De plus, la réponse courte est oui — mais pas pour les raisons que l’on croit.
Ainsi, contrairement aux barbecues en acier qui rouillent rapidement s’ils sont laissés sans protection, un kamado en céramique de qualité ne souffre pas directement du gel ou de la pluie hivernale.
De plus, ce sont les composants périphériques qui nécessitent une attention particulière.
Ce qui résiste parfaitement à l’hiver
- La céramique réfractaire : conçue pour supporter des cycles thermiques extrêmes, elle résiste parfaitement au gel, à la pluie et à la neige. Les fabricants premium comme Big Green Egg et Kamado Joe proposent une garantie à vie sur la céramique, y compris contre les dommages liés aux conditions climatiques.
- Les pièces en acier inoxydable 304 : le grade standard des grandes marques résiste bien à la corrosion en conditions hivernales normales.
Ce qui nécessite une protection hivernale
- Les joints d’étanchéité : les cycles gel/dégel répétés accélèrent la dégradation des joints en feutre ou en silicone. Un joint en mauvais état se dégrade encore plus vite en hiver.
- Les pièces métalliques non inoxydables : bandeau métallique, charnières et évents en acier traité ou thermolaqué sont plus sensibles à la rouille en conditions humides prolongées.
- Le charbon résiduel : le charbon laissé dans le foyer absorbe l’humidité hivernale, gonfle et peut obstruer l’entrée d’air ou endommager la grille de foyer.
- L’intérieur de la cuve : l’humidité accumulée à l’intérieur d’un kamado non couvert peut favoriser le développement de moisissures sur les résidus organiques et altérer les joints intérieurs.
La céramique face au gel : ce qu’il faut savoir
Par exemple, un mythe persistant circule parmi les nouveaux propriétaires de kamado : la céramique pourrait se fissurer sous l’effet du gel.
Ainsi, cette crainte est infondée pour les kamados en céramique réfractaire de qualité — mais elle repose sur une réalité importante à comprendre.

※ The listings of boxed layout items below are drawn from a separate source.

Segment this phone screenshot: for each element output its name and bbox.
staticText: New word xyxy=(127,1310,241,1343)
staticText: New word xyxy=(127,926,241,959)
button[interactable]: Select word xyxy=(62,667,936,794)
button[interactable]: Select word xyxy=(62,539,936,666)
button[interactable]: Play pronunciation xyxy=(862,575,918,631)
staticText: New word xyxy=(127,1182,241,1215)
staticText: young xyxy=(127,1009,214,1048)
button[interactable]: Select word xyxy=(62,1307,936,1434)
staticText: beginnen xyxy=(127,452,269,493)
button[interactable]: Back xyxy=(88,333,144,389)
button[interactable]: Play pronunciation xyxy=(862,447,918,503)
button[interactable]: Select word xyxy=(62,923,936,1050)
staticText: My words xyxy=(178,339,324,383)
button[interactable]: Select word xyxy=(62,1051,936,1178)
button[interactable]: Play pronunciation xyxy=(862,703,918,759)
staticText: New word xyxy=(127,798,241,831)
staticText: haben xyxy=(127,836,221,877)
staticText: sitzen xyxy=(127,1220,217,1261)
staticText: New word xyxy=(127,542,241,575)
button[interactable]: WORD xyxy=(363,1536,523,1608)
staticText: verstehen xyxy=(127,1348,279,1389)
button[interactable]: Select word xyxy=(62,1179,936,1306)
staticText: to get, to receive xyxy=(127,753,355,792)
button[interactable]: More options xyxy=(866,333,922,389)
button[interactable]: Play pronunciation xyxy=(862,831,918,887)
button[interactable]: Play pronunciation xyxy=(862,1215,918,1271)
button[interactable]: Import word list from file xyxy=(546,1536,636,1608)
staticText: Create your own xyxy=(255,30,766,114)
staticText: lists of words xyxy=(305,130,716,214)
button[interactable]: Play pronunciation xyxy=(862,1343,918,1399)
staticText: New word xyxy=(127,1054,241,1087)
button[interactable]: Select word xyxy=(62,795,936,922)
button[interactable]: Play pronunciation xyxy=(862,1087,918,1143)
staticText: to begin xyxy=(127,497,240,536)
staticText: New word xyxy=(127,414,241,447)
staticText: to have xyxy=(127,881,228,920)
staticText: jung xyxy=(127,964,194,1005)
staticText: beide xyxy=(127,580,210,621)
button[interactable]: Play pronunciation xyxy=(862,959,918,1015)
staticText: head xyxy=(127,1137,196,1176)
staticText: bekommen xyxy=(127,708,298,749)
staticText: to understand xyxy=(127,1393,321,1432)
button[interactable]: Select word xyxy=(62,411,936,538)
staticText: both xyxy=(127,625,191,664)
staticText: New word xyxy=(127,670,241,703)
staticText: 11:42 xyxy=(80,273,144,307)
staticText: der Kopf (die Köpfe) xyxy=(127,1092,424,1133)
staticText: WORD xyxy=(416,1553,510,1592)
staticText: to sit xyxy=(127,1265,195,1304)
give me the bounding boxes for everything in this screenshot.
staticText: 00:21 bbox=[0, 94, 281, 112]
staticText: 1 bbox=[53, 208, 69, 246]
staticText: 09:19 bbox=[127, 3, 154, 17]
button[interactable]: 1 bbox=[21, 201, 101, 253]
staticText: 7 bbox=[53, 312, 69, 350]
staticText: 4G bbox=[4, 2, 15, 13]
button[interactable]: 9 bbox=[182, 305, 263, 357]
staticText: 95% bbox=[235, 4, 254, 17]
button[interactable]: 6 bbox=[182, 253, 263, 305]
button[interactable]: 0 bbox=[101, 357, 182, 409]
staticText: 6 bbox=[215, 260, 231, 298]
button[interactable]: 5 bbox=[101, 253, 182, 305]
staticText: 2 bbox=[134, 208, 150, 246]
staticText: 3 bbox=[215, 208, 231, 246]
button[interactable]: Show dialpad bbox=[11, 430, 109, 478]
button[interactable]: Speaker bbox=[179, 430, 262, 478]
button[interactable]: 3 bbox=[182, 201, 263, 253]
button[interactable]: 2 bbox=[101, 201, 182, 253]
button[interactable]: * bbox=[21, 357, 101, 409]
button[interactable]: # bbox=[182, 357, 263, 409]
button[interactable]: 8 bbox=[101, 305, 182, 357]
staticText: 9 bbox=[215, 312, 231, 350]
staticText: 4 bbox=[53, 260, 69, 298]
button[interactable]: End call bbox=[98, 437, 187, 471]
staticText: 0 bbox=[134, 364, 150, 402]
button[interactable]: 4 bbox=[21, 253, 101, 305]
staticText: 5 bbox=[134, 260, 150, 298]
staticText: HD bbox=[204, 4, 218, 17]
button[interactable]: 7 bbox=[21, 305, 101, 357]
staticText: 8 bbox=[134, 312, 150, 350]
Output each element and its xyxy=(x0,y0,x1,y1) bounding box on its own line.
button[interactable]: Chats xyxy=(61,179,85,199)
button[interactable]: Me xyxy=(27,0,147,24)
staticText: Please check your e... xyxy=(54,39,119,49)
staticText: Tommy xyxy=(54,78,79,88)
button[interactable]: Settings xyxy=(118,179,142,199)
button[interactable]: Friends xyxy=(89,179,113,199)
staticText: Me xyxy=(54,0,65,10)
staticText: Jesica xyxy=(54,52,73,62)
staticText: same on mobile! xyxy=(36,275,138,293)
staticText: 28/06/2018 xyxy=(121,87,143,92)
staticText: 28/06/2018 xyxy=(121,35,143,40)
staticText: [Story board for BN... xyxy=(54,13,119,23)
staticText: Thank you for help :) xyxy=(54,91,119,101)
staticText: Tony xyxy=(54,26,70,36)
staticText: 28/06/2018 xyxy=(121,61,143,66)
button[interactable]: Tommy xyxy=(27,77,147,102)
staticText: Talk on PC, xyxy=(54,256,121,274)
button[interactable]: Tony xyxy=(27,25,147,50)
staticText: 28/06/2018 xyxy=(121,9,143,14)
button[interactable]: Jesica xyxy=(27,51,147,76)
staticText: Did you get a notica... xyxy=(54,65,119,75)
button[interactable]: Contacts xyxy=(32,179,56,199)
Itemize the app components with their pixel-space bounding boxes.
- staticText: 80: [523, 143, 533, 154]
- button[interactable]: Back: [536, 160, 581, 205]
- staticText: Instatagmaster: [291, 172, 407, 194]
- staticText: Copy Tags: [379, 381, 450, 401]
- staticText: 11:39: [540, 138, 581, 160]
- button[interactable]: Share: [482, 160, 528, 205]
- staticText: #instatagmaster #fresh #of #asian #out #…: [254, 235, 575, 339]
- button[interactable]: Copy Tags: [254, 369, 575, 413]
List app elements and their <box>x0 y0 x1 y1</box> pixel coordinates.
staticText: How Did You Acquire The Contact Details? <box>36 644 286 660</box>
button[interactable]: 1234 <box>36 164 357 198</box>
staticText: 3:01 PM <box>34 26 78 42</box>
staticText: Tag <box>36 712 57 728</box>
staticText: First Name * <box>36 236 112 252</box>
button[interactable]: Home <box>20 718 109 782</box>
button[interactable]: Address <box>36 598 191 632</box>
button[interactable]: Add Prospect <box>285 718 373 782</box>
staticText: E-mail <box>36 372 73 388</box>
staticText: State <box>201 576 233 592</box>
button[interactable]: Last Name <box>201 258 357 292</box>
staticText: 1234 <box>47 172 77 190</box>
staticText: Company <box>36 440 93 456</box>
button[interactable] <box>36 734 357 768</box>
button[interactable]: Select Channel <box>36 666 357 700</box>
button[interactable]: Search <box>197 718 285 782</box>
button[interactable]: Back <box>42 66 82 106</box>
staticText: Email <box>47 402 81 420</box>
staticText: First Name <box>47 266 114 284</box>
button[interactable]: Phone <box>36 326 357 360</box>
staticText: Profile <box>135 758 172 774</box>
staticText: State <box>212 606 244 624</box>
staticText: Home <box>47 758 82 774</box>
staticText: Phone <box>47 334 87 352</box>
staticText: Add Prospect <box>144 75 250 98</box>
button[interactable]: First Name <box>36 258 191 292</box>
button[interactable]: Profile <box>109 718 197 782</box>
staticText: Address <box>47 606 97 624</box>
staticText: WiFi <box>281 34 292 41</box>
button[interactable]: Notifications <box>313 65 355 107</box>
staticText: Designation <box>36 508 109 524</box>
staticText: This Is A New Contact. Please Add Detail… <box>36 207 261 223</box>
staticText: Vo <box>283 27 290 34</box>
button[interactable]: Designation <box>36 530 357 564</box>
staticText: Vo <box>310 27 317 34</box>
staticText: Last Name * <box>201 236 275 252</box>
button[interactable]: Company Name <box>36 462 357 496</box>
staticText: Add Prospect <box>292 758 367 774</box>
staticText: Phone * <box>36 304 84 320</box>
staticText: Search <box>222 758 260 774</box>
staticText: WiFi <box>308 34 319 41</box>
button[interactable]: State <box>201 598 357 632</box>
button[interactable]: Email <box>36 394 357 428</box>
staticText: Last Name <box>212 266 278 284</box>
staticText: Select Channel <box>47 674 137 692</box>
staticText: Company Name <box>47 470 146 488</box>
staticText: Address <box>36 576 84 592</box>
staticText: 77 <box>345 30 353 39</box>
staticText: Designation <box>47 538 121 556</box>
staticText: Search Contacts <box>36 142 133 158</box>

La céramique réfractaire est différente de la céramique ordinaire
Ainsi, la céramique réfractaire utilisée dans les kamados de qualité est une céramique haute température, conçue spécifiquement pour résister aux chocs thermiques extrêmes — des cycles de 0 °C à 400 °C et retour.
En outre, sa structure cristalline dense et sa porosité contrôlée lui permettent de supporter le gel sans risque de fissuration due à la dilatation de l’eau.
Par exemple, les kamados premium fonctionnent par des températures extérieures de -20 °C sans aucun problème pour la céramique elle-même.
Le vrai risque : l’humidité accumulée et un allumage brutal
Par exemple, le seul scénario réellement dangereux pour la céramique en hiver est de chauffer très rapidement un kamado dont la céramique a absorbé beaucoup d’humidité pendant une longue période de stockage sans housse.
Cependant, l’eau absorbée dans les pores de la céramique se transforme rapidement en vapeur sous l’effet d’une montée en température brutale, créant une pression interne susceptible de provoquer des fissures.
En outre, la solution est simple : si votre kamado a été exposé sans protection pendant une période humide, réalisez une montée en température très progressive (30 à 60 minutes pour passer de la température ambiante à 200 °C) avant de commencer à l’utiliser normalement.
Procédure complète de mise en hivernage
Réalisez cette procédure avant les premières grandes gelées — idéalement en octobre ou novembre selon votre région — ou dès que vous prévoyez une pause d’utilisation de plusieurs semaines.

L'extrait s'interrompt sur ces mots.